The Reserve Bank of India (RBI) is likely to transfer around Rs 2.5-3 lakh crore as dividend to the government this month, sharply higher than what the central bank transferred last year, on account of profits made from its intervention in currency markets to stem the decline in the rupee in FY25, economists have said.
They said that the repo operations by the central bank also likely aided the windfall. Last year, the central bank transferred Rs 2.1 lakh crore to the government.
“The RBI would have made enough profits last fiscal by way of forex operations as well as the repo operations,” said Madhavankutty G Group, the chief economist at Canara Bank.
Every year, the RBI makes an annual payout to the government from the surplus income it earns on investments and valuation changes on its dollar holdings, and the fees it gets from printing currency.
The RBI, after provisioning for bad debt, depreciation of assets, contributions to staff and superannuation fund and other matters, transfers the remaining surplus to the government, as required under the RBI Act.
The surplus transfer or dividend for this year is being keenly watched, as the RBI heavily sold dollars in the market, leading to the expectation of increased income.
The RBI has been a net seller of the dollar since October to defend the rupee from falling sharply against the greenback, which has made the Indian currency least volatile among Asian and global peers.
On a gross basis, the central bank sold dollars worth $371.551 billion between April and February of FY25 and gross purchased $322.685 billion during the period.
Such heightened selling of dollars may have increased the revenue for the central bank.
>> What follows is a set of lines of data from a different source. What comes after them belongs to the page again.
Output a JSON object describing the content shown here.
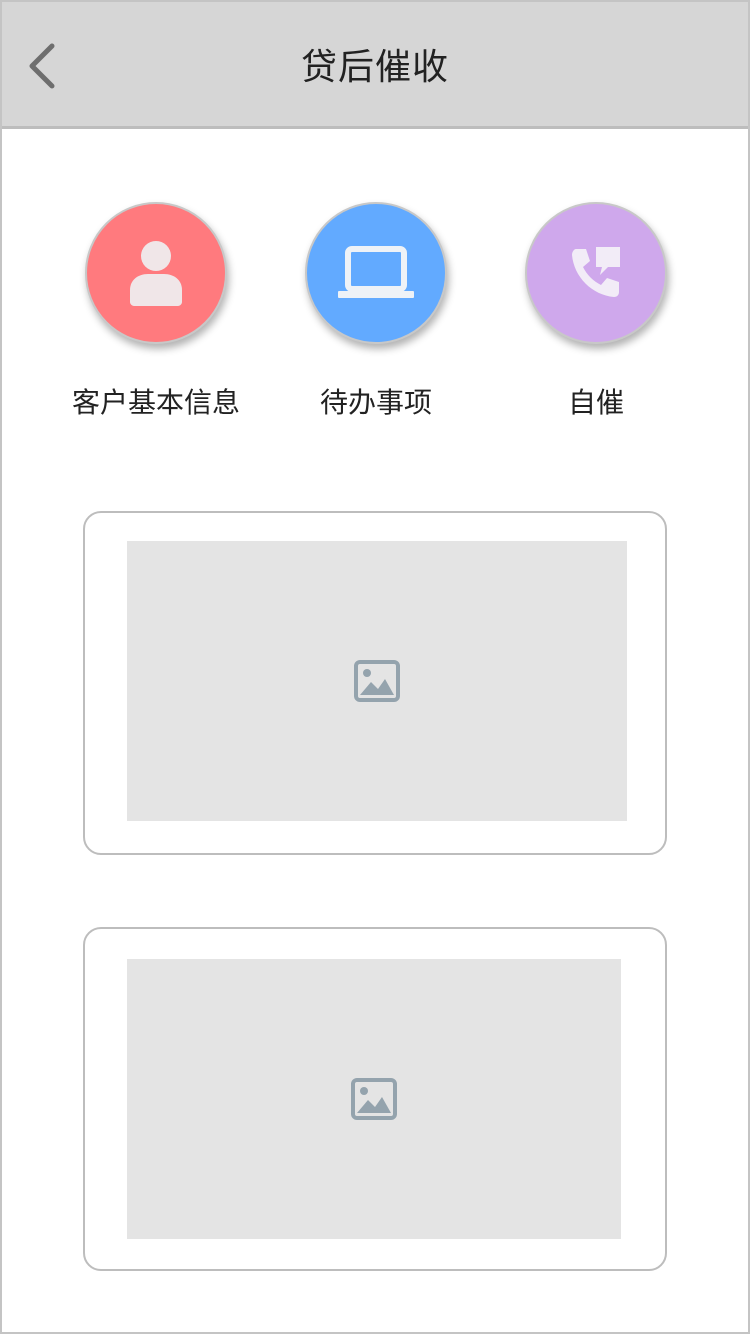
{
  "header": {
    "title": "贷后催收",
    "back_icon": "chevron-left-icon"
  },
  "shortcuts": [
    {
      "label": "客户基本信息",
      "icon": "user-icon",
      "color": "#ff7a7e"
    },
    {
      "label": "待办事项",
      "icon": "laptop-icon",
      "color": "#62aaff"
    },
    {
      "label": "自催",
      "icon": "phone-chat-icon",
      "color": "#cfa8ec"
    }
  ],
  "banners": [
    {
      "icon": "image-placeholder-icon"
    },
    {
      "icon": "image-placeholder-icon"
    }
  ],
  "colors": {
    "header_bg": "#d6d6d6",
    "placeholder_bg": "#e4e4e4",
    "placeholder_icon": "#94a3ad"
  }
}
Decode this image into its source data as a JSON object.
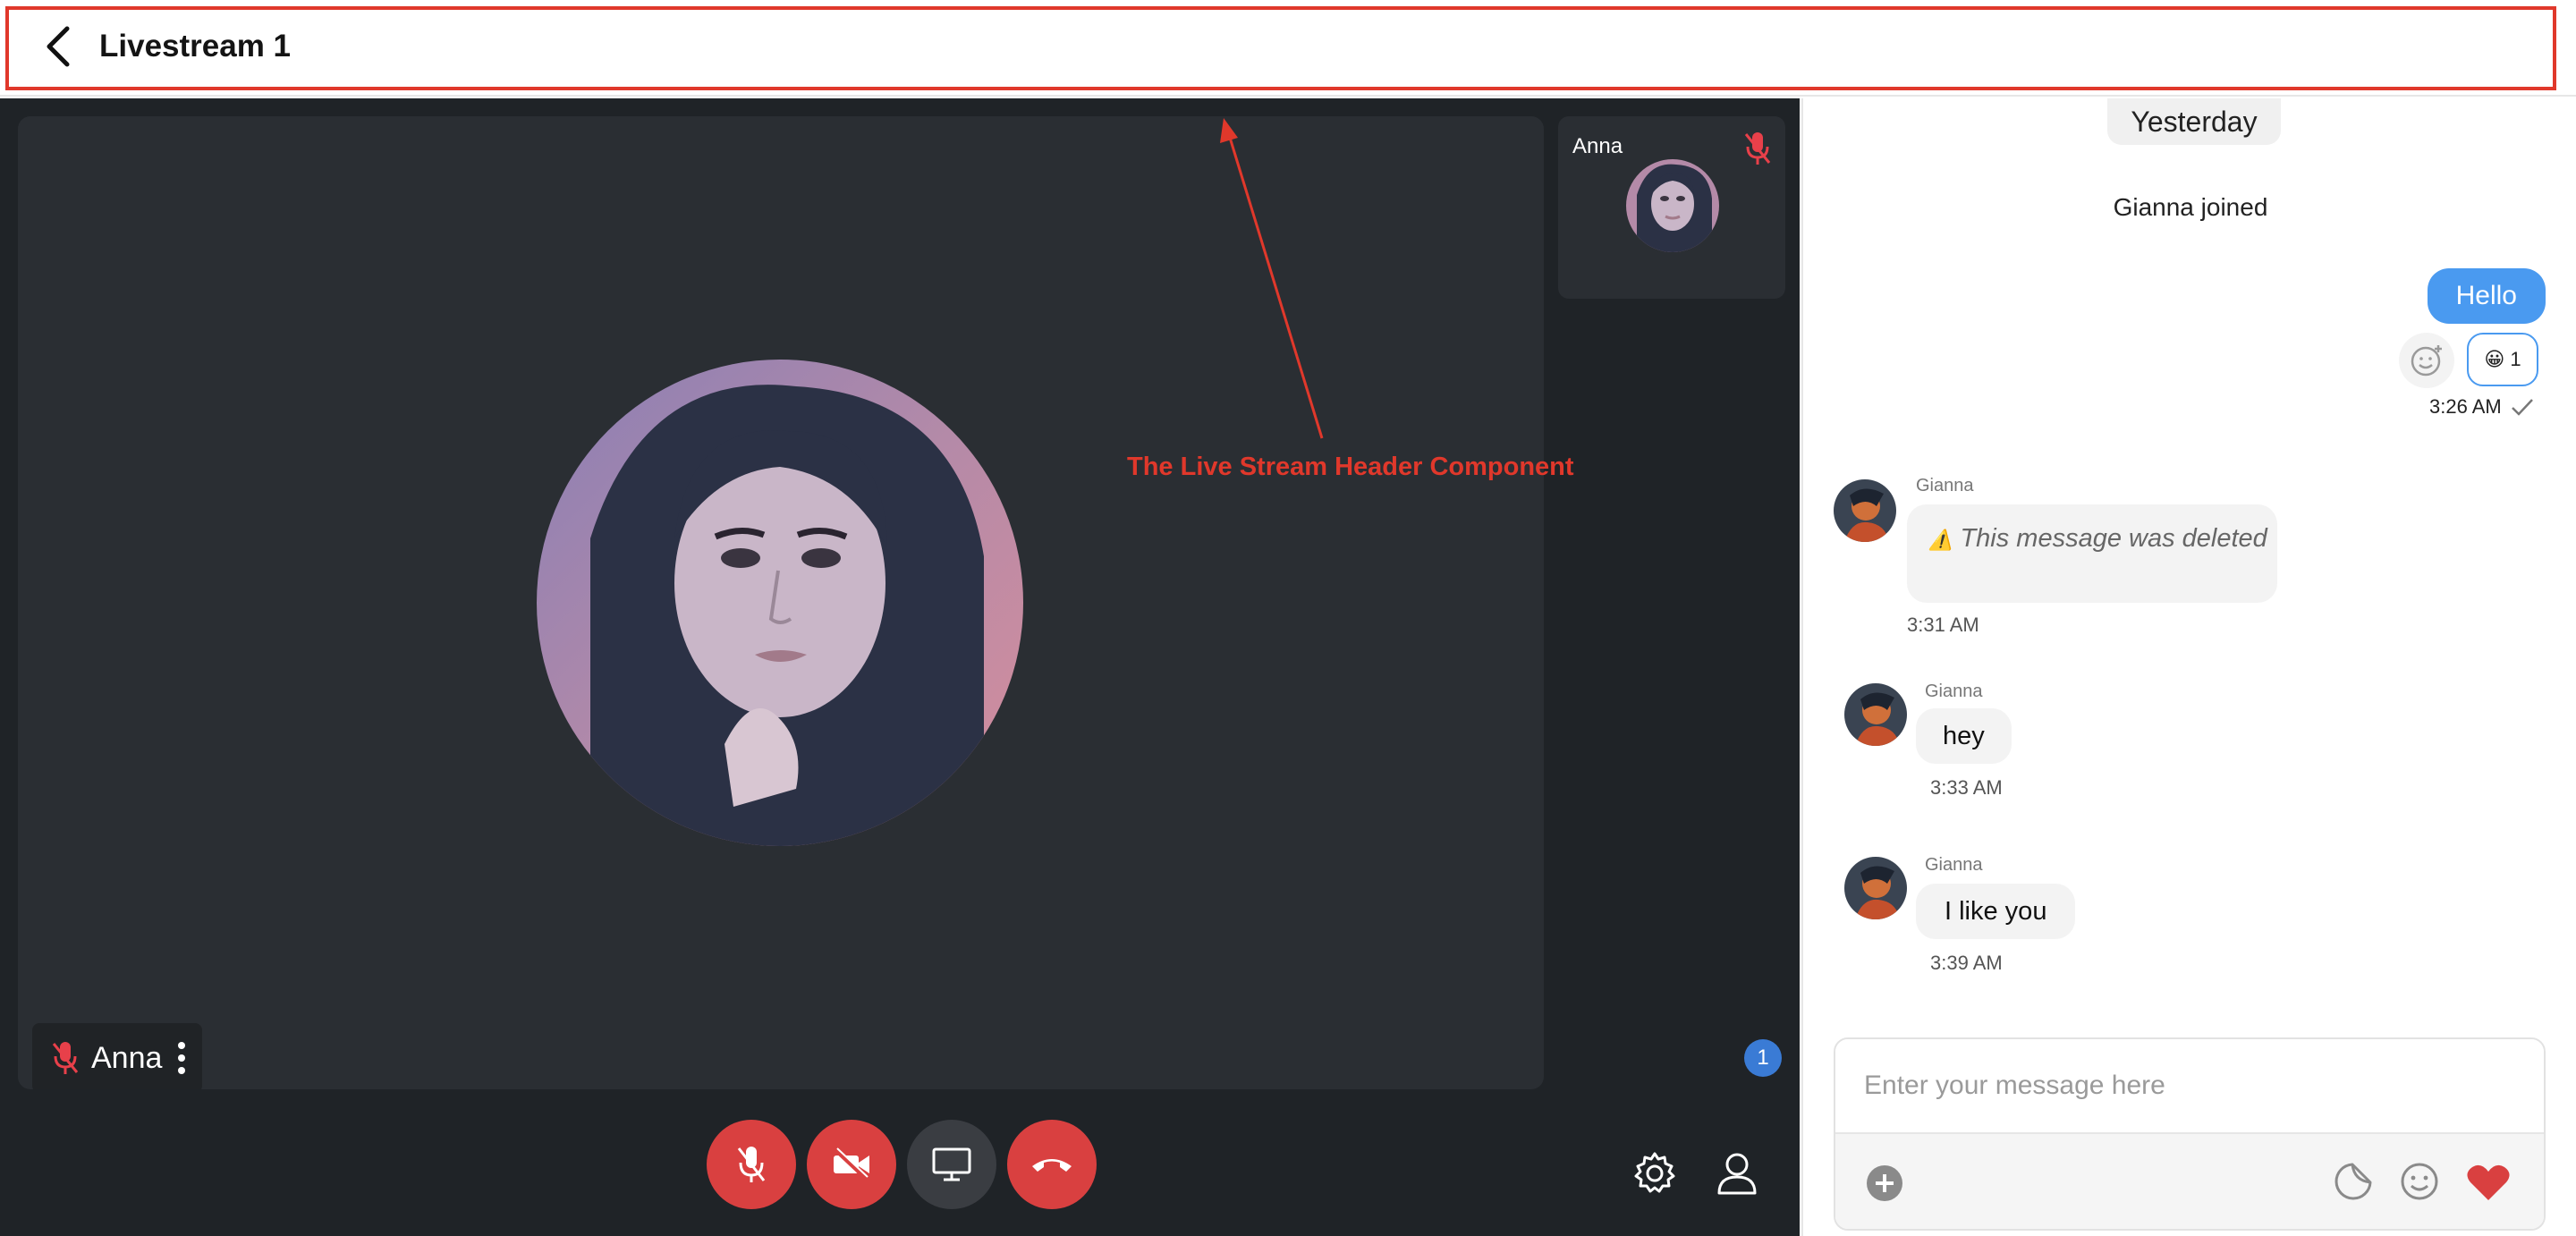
{
  "header": {
    "title": "Livestream 1"
  },
  "call": {
    "main_tile_name": "Anna",
    "side_tile_name": "Anna",
    "participants_count": "1"
  },
  "annotation": {
    "label": "The Live Stream Header Component"
  },
  "chat": {
    "date_separator": "Yesterday",
    "system_message": "Gianna joined",
    "outgoing": {
      "text": "Hello",
      "reaction_emoji": "😀",
      "reaction_count": "1",
      "time": "3:26 AM"
    },
    "incoming": [
      {
        "sender": "Gianna",
        "warning_icon": "⚠️",
        "text": "This message was deleted",
        "time": "3:31 AM"
      },
      {
        "sender": "Gianna",
        "text": "hey",
        "time": "3:33 AM"
      },
      {
        "sender": "Gianna",
        "text": "I like you",
        "time": "3:39 AM"
      }
    ]
  },
  "composer": {
    "placeholder": "Enter your message here"
  },
  "colors": {
    "accent": "#4a9af0",
    "danger": "#d94040",
    "annotation": "#e0382b",
    "call_background": "#1f2327"
  }
}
The logic is simple, like in any commercial transaction, the RBI accumulated dollars cheap and sold it when the price rose. The central bank accumulated dollars in the 83-84 range a dollar and sold in the 84-87 range.
The RBI dividend is a major revenue source for the government. As the manager of its finances, the RBI pays a dividend to the government to help from its surplus profit.
The government expects to receive Rs 2.56 lakh crore from the RBI and public sector banks in FY26, finance minister Nirmala Sitharaman said in her Budget speech on February 1.